Candy, soda machines take credit cards

August 20, 2006|By BECKY YERAK | BECKY YERAK,CHICAGO TRIBUNE

The future of two great American habits - drinking sodas and charging stuff on credit cards - is likely to be increasingly intertwined as vending machines that accept plastic become more prevalent.

It's a concept that inevitably raises questions about when a convenience might become an enabler, encouraging consumers to drink more soda or buy more candy, while spending money they don't necessarily have.

Within the past two weeks, MasterCard and a Coca-Cola bottler have finished rolling out 1,000 vending machines that accept all forms of payment, including credit and debit cards, in the Philadelphia area so consumers with the urge to caffeinate can't be denied if they lack cash.

Their effort to make a tiny impulse purchase easier is part of a larger trend in which credit-card companies are accommodating consumers who prefer to use credit, debit or prepaid cards for small-ticket purchases, even those that cost only a quarter.

Such tiny transactions have been tagged "micropayments," which Visa defines as $2 or less.

"If you need to pop a quarter in the parking meter, can you do that with your card instead?" said Niki Manby, Visa senior vice president of product innovation. "We're looking at the whole gamut."

But the push toward encouraging cashless payments for vending machine purchases worries those who make a living encouraging people to be physically and fiscally fit.

"To me, that's scary," said Dave Grotto, a spokesman for the American Dietetic Association and president of Nutrition Housecall LLC, based in Elmhurst, Ill. "The best thing in life is not having spare change to add more calories to your life. Do I stop at the Snickers bar now that I can have a meal?"

Nancy Castleman, a consumer reporter for Cardratings.com, a Web site seeking to educate consumers about credit cards, also is wary of such machines.

"It may be really difficult for people who are already pumping more small change into vending machines than they should," Castleman said. "Snazzy machines selling stuff that is marketed to young people in particular is the last thing we need."

But a recent survey shows consumers are open to the idea of using plastic at vending machines. Nearly a third of respondents agreed with the statement, "I would use vending machines more if I could pay with a debit or credit card," according to an 80-page vending industry study released in December by market research firm Mintel International Group Ltd.

"There is unanimous agreement that card readers will become a prevalent feature in vending machines," said Elliot Maras, editor of trade magazine Automatic Merchandiser, "but the big question is when."

By 2009, as many as a quarter of all vending machines will accept cashless payments, estimates Michael Kasavana, a professor in the hospitality school at Michigan State University whose chair is endowed by the National Automatic Merchandising Association.

Visa said it believes opportunities are particularly ripe in two areas: vending and transit services that are "unattended," where people have to serve themselves.

The company sees promise in such self-service vending devices as airport cart machines, jukeboxes and free-standing kiosks that print digital photos for as little as 69 cents.

Visa also believes transit uses, including subways, bus lines and metered parking, are promising. In June, all 8,300 parking meters in Vancouver, British Columbia, began allowing customers to use their credit cards to pay for parking. Houston is installing about 1,500 meters that will accept credit cards.

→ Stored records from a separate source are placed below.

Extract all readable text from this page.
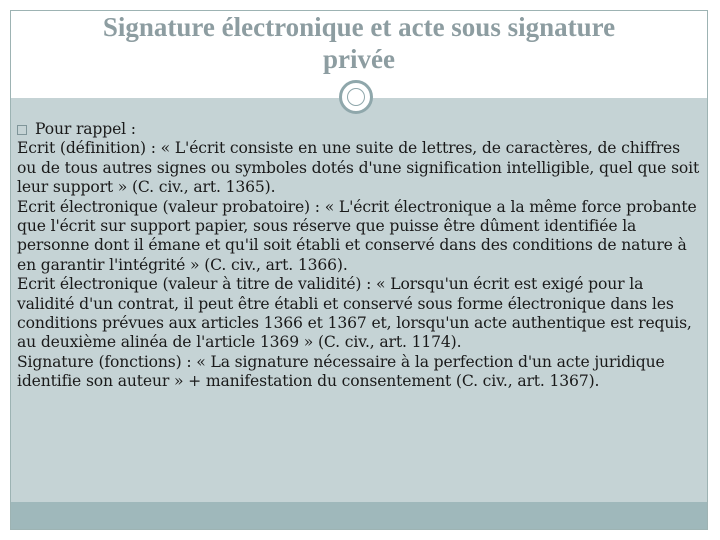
Signature électronique et acte sous signature
privée
Pour rappel :

Ecrit (définition) : « L'écrit consiste en une suite de lettres, de caractères, de chiffres ou de tous autres signes ou symboles dotés d'une signification intelligible, quel que soit leur support » (C. civ., art. 1365).

Ecrit électronique (valeur probatoire) : « L'écrit électronique a la même force probante que l'écrit sur support papier, sous réserve que puisse être dûment identifiée la personne dont il émane et qu'il soit établi et conservé dans des conditions de nature à en garantir l'intégrité » (C. civ., art. 1366).

Ecrit électronique (valeur à titre de validité) : « Lorsqu'un écrit est exigé pour la validité d'un contrat, il peut être établi et conservé sous forme électronique dans les conditions prévues aux articles 1366 et 1367 et, lorsqu'un acte authentique est requis, au deuxième alinéa de l'article 1369 » (C. civ., art. 1174).

Signature (fonctions) : « La signature nécessaire à la perfection d'un acte juridique identifie son auteur » + manifestation du consentement (C. civ., art. 1367).
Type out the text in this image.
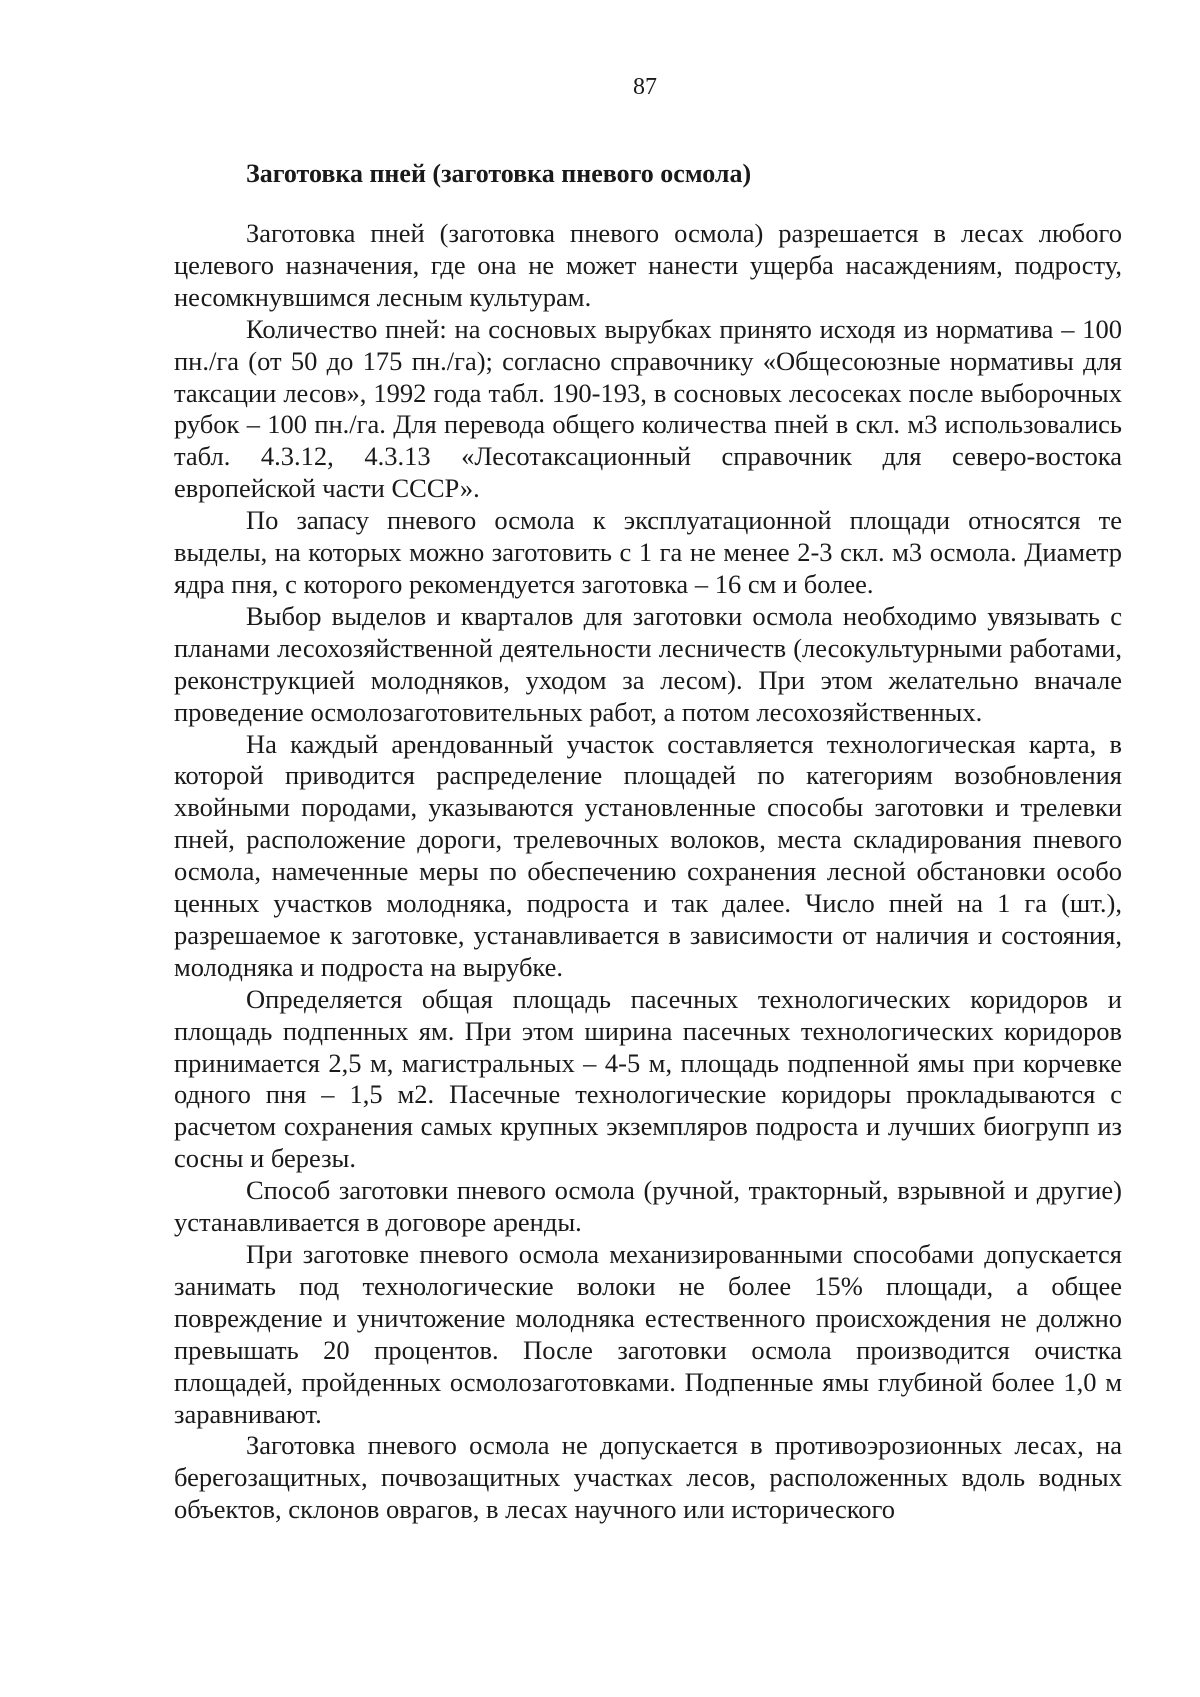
87
Заготовка пней (заготовка пневого осмола)

Заготовка пней (заготовка пневого осмола) разрешается в лесах любого целевого назначения, где она не может нанести ущерба насаждениям, подросту, несомкнувшимся лесным культурам.

Количество пней: на сосновых вырубках принято исходя из норматива – 100 пн./га (от 50 до 175 пн./га); согласно справочнику «Общесоюзные нормативы для таксации лесов», 1992 года табл. 190-193, в сосновых лесосеках после выборочных рубок – 100 пн./га. Для перевода общего количества пней в скл. м3 использовались табл. 4.3.12, 4.3.13 «Лесотаксационный справочник для северо-востока европейской части СССР».

По запасу пневого осмола к эксплуатационной площади относятся те выделы, на которых можно заготовить с 1 га не менее 2-3 скл. м3 осмола. Диаметр ядра пня, с которого рекомендуется заготовка – 16 см и более.

Выбор выделов и кварталов для заготовки осмола необходимо увязывать с планами лесохозяйственной деятельности лесничеств (лесокультурными работами, реконструкцией молодняков, уходом за лесом). При этом желательно вначале проведение осмолозаготовительных работ, а потом лесохозяйственных.

На каждый арендованный участок составляется технологическая карта, в которой приводится распределение площадей по категориям возобновления хвойными породами, указываются установленные способы заготовки и трелевки пней, расположение дороги, трелевочных волоков, места складирования пневого осмола, намеченные меры по обеспечению сохранения лесной обстановки особо ценных участков молодняка, подроста и так далее. Число пней на 1 га (шт.), разрешаемое к заготовке, устанавливается в зависимости от наличия и состояния, молодняка и подроста на вырубке.

Определяется общая площадь пасечных технологических коридоров и площадь подпенных ям. При этом ширина пасечных технологических коридоров принимается 2,5 м, магистральных – 4-5 м, площадь подпенной ямы при корчевке одного пня – 1,5 м2. Пасечные технологические коридоры прокладываются с расчетом сохранения самых крупных экземпляров подроста и лучших биогрупп из сосны и березы.

Способ заготовки пневого осмола (ручной, тракторный, взрывной и другие) устанавливается в договоре аренды.

При заготовке пневого осмола механизированными способами допускается занимать под технологические волоки не более 15% площади, а общее повреждение и уничтожение молодняка естественного происхождения не должно превышать 20 процентов. После заготовки осмола производится очистка площадей, пройденных осмолозаготовками. Подпенные ямы глубиной более 1,0 м заравнивают.

Заготовка пневого осмола не допускается в противоэрозионных лесах, на берегозащитных, почвозащитных участках лесов, расположенных вдоль водных объектов, склонов оврагов, в лесах научного или исторического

USA Technologies, the firm providing the cashless technology in the Philadelphia Coke machine rollout, has found that consumers spend 50 percent more on average at vending machines when they can make purchases using their credit or debit cards.

Credit-card companies believe the potential for increased card use for small-ticket items is enormous.

About 60 percent of U.S. consumers now carry less than $20 in cash, up from 49 percent just three years ago, MasterCard research shows.

And U.S. consumers make more than 350 billion transactions of less than $5 a year, representing $1.32 trillion in total spending, according to a 2004 survey by Ipsos Insight, a market research firm.

The use of credit and debit cards for small purchases has been increasing for years. A major breakthrough came when fast-food restaurants began accepting them. Volumes for Visa in that segment have grown 81 percent a year, from less than $1 billion in 2000 to $17.6 billion in 2005.

But for cashless vending, the road hasn't always been smooth. Some businesses say cashless vending will be limited until card issuers and suppliers reduce their transaction fees, because the fees take a big percentage of the cost of a small-ticket item. And because the cashless machines rely on wireless technology, potential users want to make sure the devices are dependable and not prone to dropped signals.

Consumers also have to become conditioned to use the machines for the idea to work well.

"Just because most people carry a credit card doesn't mean they'll use it in a vending machine," said Maras, of Automatic Merchandiser. "They're not used to seeing it there, and the first time they see it, they're not predisposed to using it."

Becky Yerak writes for the Chicago Tribune.